Sustainable paper-based triboelectric nanogenerator with improved output performance through a general strategy of interface fusion

Abstract

The paper-based triboelectric nanogenerators (PB-TENGs) satisfied the requirement of sustainability and aroused great research interests, however how to improve their outputs still remains as a huge challenge. Most of the reported strategies to enhance the performance of PB-TENG focused on the chemical modification of the friction layers (FL), which may be restricted by the high-cost and cumbersome protocols being required. In this work, a general strategy of interface engineering to boost the outputs of the PB-TENG was proposed and validated by employing graphene composite paper (GC-paper) as electrodes.
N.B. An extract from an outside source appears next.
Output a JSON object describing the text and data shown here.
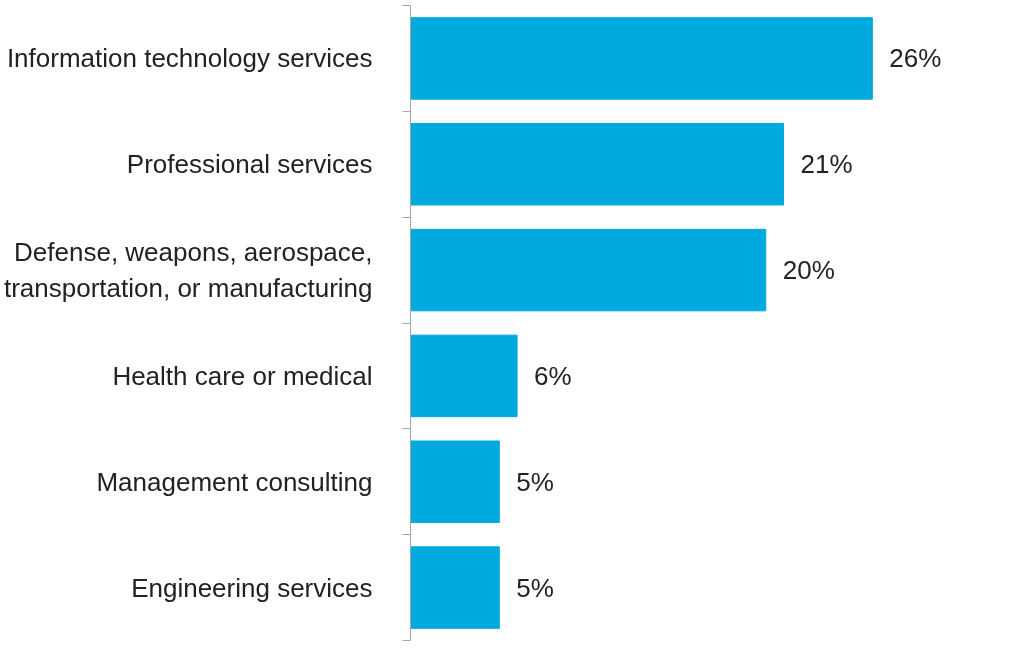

At the beginning, the hydroxyethyl cellulose (HEC) and Ecoflex were cured as separated films and used as friction layers, which were adhered with copper or GC-paper electrodes. The PB-TENG device can be obtained and possesses acceptable performance. Subsequently, we were surprised to find that the outputs of the PB-TENG largely increased by coating the FLs on the GC-paper rather than adhering. The maximum open-circuit voltage jumped from 300 V to 734 V, and the maximum short-circuit current boosted from 3.4 µA to 8.7 µA. This phenomenon may be ascribed to an interface effect between the FLs and electrodes, which enhanced the electrostatic induction. The strategy of this interface engineering was also proved to be general for other PB-TENG devices with various friction materials. Therefore, it may pave a way for the development of sustainable TENG devices with high performance.